MOZART Die Entführung aus dem Serail S.E. Bechtolf, J. Pratt, J. Delfs, D. Behle, M. Laurenz, P. Rose, M. Merlini; Orchestra e Coro del Teatro alla Scala, direttore Thomas Guggeis regia Giorgio Strehler scene e costumi Luciano Damiani
Milano, Teatro alla Scala, 29 febbraio 2024
Dell’opportunità di riproporre lo storico allestimento del Ratto dal serraglio firmato da Giorgio Strehler avevo già detto sette anni fa (leggi qui), quando tornò per l’ultima volta al Piermarini, e naturalmente le mie opinioni non sono cambiate: ma, quantomeno, la regia mi è parsa ripresa (da Laura Galmarini) con più cura, qualche lazzo e qualche battuta in italiano ha reso l’atmosfera più briosa e, insomma, pur mantenendo un forte scetticismo verso quello che già al suo apparire non sembrava tra i lavori migliori del grande regista triestino e soprattutto verso la sua capacità di funzionare ancora sessant’anni dopo, la serata scorreva con grande fluidità. Ma questo lo si deve al deciso cambio di passo in buca: dalla sonnolenza del venerabile Zubin Mehta si è passati al trentunenne Thomas Guggeis (intervistato su MUSICA di febbraio), allievo di Daniel Barenboim, eppure ben più di lui versato nel teatro di Mozart. Una direzione, la sua, di altissimo livello: un’orchestra dal suono sempre denso, corposo eppure guizzante, dalle articolazioni nervose e dai tempi briosi, che però brilla di una vivacità, di una capacità di cambiare umori e atmosfere in pochi secondi che sono l’essenza del teatro mozartiano e del Ratto, gioiello davvero inclassificabile, in particolare. Nella grande aria “Martern aller Arten”, felicemente concepita da Strehler come pezzo da concerto avulso dall’azione, non solo erano splendidi gli interventi delle parti concertanti (ma l’intera orchestra scaligera ha offerto una prestazione degna di lode), ma soprattutto colpiva il fraseggio leggermente survoltato, “sopra le righe” che benissimo rendeva la natura di questa aria così smisurata. Il quartetto del secondo atto, con il suo scavare a fondo nell’animo delle due coppie di innamorati, è certamente il cuore espressivo dell’intera opera: Guggeis ne ha rese tenerezze e oscurità con mano sapiente e sorprendentemente matura. E non è da trascurare l’importanza dell’inserimento di parche, ma efficaci variazioni nelle ripetizioni strumentali, secondo prassi esecutiva.

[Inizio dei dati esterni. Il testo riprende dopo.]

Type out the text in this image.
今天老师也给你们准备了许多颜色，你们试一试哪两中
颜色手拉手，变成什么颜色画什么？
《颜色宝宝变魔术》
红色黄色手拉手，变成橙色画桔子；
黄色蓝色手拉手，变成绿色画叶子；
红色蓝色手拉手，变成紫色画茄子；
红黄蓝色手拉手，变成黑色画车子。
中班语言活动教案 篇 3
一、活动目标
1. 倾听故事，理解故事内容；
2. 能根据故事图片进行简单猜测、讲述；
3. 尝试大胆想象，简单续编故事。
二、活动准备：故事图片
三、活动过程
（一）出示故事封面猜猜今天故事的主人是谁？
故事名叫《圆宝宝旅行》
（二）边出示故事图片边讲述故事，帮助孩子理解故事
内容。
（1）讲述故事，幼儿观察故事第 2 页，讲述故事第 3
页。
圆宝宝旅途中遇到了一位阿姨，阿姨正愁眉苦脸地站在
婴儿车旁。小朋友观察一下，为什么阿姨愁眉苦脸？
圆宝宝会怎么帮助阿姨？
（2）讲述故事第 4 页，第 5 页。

Cast molto felice, nel suo complesso: pur privato di “Wenn der Freude Tränen” — evidentemente un’imposizione registica, infelicissima — Daniel Behle (anch’egli intervistato nel numero di febbraio della nostra rivista) spicca per un timbro nobilmente virile, uno squillo schietto degli acuti, una capacità davvero deliziosa di assottigliare il suono fino a pianissimi che però sono sempre ben appoggiati e perfino una coloratura assai baldanzosa nella temibile “Ich baue ganz”. Un Belmonte, insomma, degno dei migliori confronti, e ben supportato dal Pedrillo di Michael Laurenz, che replica gli stessi modelli vocali con maggiore esuberanza e uno squillo quasi insolente. Peter Rose, un veterano come Osmin, evita le volgarità di cui spesso la parte viene infarcita, e se il suo Re basso non è esattamente un colpo di cannone, la vocalità morbida, omogenea, e l’accento simpaticamente canagliesco hanno convinto il pubblico. Una curiosità la presenza del regista Sven-Eric Bechtolf nella parte parlata di Selim (non del tutto convincente, a dire il vero…), apprezzabile, nonostante un incidente sul Mi sovracuto dell’aria, la Blonde di Jasmin Delfs, resta da dire di Jessica Pratt, che tornava dopo tempo alla Scala: non mi è parsa, a essere onesti, nella sua forma migliore, perché nell’aria del primo atto (“Ach, ich liebte”) ha messo in mostra un vibrato largo e incertezze di intonazione che non le sono consuete. Poi si è ripresa, ma l’impressione di una serata non felicissima era difficile da allontanare: nonostante, va detto, la classe che le ha consentito una brillante esecuzione di “Martern aller Arten” (premiata da grandi applausi) e una voce — fattasi notevolmente più voluminosa e scura anche nei centri — innervata da un fraseggio ricchissimo di accenti, intenzioni e ottime idee. E anche questa volta, l’operazione-nostalgia è andata in porto con successo: resta da capire dove voglia andare la Scala a livello registico, avendo allineato nei primi titoli di questa stagione approcci tra loro incompatibili e molto raramente convincenti.